Autonomous Scanning Probe Microscopy technique developed using AI
A new collaboration has demonstrated fully-autonomous Scanning Probe Microscopy (SPM) operation, applying artificial intelligence (AI) and deep learning to remove the need for constant human supervision.
According to the researchers, the new system, dubbed DeepSPM, bridges the gap between nanoscience, automation and AI, firmly establishing the use of machine learning for experimental scientific research.
“Optimising SPM data acquisition can be very tedious. This optimisation process is usually performed by the human experimentalist and is rarely reported,” said Future Low-Energy Electronics Technologies (FLEET) Chief Investigator Dr Agustin Schiffrin, at Monash University, Australia. “Our new AI-driven system can operate and acquire optimal SPM data autonomously, for multiple straight days and without any human supervision.”

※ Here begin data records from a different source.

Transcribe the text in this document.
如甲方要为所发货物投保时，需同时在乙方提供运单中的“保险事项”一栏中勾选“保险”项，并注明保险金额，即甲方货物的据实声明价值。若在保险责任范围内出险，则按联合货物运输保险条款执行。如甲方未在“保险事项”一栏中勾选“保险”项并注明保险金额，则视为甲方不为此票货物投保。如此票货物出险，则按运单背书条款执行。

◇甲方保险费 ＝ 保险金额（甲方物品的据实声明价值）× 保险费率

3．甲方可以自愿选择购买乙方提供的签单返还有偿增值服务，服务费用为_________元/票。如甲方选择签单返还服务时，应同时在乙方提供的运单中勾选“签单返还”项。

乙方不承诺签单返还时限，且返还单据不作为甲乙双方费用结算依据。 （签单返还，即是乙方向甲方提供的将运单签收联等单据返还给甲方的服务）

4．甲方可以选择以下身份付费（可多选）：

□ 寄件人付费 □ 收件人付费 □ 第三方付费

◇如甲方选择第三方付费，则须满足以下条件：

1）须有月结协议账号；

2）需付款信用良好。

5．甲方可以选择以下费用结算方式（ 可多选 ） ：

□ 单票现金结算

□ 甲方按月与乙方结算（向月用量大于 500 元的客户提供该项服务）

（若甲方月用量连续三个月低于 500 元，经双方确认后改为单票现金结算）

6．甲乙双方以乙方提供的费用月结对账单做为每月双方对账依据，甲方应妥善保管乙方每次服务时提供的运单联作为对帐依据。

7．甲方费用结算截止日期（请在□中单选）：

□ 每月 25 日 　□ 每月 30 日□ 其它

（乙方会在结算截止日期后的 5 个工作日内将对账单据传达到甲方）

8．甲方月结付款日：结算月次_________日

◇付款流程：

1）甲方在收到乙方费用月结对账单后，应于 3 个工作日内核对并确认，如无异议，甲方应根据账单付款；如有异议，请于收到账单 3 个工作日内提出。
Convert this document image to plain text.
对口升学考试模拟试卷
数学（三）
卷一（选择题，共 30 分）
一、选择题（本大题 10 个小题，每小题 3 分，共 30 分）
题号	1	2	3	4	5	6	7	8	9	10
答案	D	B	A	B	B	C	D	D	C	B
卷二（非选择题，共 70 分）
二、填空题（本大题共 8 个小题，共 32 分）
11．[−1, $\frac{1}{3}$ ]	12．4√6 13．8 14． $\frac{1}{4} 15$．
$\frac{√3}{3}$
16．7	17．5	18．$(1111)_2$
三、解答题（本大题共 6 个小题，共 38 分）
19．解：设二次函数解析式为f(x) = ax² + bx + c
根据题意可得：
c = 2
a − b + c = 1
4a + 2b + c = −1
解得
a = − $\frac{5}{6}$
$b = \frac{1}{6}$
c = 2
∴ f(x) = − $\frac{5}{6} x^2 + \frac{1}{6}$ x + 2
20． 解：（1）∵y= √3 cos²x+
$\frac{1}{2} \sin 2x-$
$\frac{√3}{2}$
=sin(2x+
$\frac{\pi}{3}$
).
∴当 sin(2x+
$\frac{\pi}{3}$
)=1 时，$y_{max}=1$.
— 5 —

The advance brings advanced SPM methodologies such as atomically-precise nanofabrication and high-throughput data acquisition closer to a fully automated turnkey application, say the researchers.
The new deep learning approach can also be generalised to other SPM techniques. The researchers have made the entire framework publicly available online as open source, creating an important resource for the nanoscience research community.
“Crucial to the success of DeepSPM is the use of a self-learning agent, as the correct control inputs are not known beforehand,” said Dr Cornelius Krull, project co-leader. “Learning from experience, our agent adapts to changing experimental conditions and finds a strategy to maintain the system stable.”
The AI-driven system begins with an algorithmic search of the best sample regions and proceeds with autonomous data acquisition. It then uses a convolutional neural network to assess the quality of the data. If the quality of the data is poor, DeepSPM uses a reinforcement learning agent to improve the condition of the probe.
The system can run for several days, acquiring and processing data continuously, while managing SPM parameters in response to varying experimental conditions, without any supervision, highlight the researchers.